Thornton, B. T.; Hardinger, A. G.; Pence, L.; Prem Kumar, P.; Connolly, N.; Weir, S. J.; Vivian, J. L.

Background: Vici syndrome (VS) is a rare pediatric genetic disorder characterized by profound developmental delay, seizures, immune deficits, cardiomyopathy, and progressive motor dysfunction, with a median survival of approximately 42 months. This devastating condition is caused by pathogenic variants in the EPG5 gene, which encodes a key regulator of autophagy. Loss of EPG5 function leads to the accumulation of toxic intracellular material and widespread cellular dysfunction. Currently, there are no effective treatments for VS. The underlying cellular mechanisms driving the progressive neurological decline in VS remain poorly understood.

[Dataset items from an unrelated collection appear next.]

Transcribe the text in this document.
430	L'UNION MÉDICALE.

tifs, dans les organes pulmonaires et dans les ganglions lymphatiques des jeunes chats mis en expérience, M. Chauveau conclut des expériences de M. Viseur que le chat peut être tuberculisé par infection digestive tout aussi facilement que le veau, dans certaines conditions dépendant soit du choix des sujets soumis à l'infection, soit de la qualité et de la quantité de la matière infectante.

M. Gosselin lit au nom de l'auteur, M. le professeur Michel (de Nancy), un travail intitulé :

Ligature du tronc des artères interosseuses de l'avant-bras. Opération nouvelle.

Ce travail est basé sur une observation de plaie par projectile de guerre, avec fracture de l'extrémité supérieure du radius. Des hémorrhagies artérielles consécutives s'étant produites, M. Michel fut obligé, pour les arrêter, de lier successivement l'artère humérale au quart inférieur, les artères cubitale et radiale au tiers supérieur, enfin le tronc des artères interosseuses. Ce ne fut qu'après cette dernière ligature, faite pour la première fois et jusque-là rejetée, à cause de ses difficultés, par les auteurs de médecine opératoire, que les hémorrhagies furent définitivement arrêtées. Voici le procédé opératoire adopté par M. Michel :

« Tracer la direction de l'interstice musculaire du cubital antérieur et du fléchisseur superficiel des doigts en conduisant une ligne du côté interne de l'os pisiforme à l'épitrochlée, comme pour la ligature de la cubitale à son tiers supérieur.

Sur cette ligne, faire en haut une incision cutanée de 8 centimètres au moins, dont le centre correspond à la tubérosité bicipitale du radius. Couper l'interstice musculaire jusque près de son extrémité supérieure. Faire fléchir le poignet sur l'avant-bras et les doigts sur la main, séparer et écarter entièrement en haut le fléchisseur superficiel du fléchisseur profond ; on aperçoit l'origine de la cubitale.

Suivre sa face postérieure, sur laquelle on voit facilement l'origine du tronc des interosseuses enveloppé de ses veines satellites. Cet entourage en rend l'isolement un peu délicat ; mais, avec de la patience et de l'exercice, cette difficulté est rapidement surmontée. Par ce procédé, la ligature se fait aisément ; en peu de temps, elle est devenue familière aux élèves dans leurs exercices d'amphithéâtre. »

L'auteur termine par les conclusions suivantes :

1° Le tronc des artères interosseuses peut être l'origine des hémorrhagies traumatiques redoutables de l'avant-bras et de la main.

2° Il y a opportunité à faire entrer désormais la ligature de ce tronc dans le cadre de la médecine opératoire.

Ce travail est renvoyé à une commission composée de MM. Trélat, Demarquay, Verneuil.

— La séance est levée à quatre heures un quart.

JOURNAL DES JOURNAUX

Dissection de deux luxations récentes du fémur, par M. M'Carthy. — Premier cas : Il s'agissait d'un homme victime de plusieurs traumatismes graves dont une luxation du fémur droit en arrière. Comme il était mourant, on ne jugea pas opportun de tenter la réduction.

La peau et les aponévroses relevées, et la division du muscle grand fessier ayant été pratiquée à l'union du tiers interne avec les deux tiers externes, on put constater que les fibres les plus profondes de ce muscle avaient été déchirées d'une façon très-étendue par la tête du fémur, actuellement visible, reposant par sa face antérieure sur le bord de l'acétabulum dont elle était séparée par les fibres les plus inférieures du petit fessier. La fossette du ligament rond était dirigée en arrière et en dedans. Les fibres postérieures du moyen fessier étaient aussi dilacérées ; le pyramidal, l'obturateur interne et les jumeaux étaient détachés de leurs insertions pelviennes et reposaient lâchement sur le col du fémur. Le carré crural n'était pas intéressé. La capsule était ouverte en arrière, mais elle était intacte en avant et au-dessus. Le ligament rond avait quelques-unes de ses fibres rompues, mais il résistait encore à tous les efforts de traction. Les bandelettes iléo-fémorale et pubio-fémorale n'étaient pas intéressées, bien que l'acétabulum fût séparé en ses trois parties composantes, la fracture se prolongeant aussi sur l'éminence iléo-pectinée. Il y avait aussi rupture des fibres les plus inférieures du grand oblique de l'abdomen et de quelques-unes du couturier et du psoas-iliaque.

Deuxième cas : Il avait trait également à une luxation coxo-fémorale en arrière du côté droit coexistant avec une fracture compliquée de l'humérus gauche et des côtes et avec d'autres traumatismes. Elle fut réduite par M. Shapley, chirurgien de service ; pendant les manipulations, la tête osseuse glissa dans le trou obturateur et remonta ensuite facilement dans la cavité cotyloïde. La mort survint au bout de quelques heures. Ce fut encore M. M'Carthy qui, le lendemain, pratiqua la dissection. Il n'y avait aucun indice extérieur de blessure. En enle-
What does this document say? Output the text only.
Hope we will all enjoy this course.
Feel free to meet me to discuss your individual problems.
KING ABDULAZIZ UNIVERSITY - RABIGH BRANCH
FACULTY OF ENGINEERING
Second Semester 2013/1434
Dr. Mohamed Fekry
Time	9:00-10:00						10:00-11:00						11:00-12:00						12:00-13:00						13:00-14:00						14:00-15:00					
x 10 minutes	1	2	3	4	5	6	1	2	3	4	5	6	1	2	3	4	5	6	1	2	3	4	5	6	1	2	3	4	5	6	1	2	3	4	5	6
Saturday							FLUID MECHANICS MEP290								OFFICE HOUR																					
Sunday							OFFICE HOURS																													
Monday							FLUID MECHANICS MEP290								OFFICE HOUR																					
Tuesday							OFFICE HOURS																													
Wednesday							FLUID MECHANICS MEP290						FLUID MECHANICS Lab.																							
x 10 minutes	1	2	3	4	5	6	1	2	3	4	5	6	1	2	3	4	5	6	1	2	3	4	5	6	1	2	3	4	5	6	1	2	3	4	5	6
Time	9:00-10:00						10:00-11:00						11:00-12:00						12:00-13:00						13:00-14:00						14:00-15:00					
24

Although previous studies using Epg5 knockout models have demonstrated severe neurological phenotypes, these models have not been comprehensively characterized for molecular and cellular deficits within the central nervous system. Methods: We report the generation and analysis of novel genetically engineered mouse models of VS, including a strain harboring a truncating mutation that recapitulates a pathogenic variant identified in a VS patient and a strain with an Epg5 null allele. These mutant models were used to further understand the underlying molecular deficits of the nervous system. Results: These novel Epg5 mutant mouse models exhibited incompletely penetrant perinatal lethality and neurological deficits were detectable by six weeks of age, which worsen over time. Histological analysis revealed widespread expansion of microglia and astrocytes throughout the central nervous system (CNS). Transcriptomic profiling of CNS tissue revealed robust neuroinflammatory signatures, implicating the activation of both microglia and astrocytes. Notably, the molecular profiles of Epg5-deficient mice share features with disease-associated microglia observed in other models of neurological disease and injury. Conclusions: The analysis of these novel mouse models of Vici syndrome suggest a critical role for neuroglial activation in the pathogenesis of VS. These novel in vivo models will be a valuable platform for preclinical evaluation of therapeutic strategies targeting autophagy-related neurodegeneration in congenital disorders of autophagy.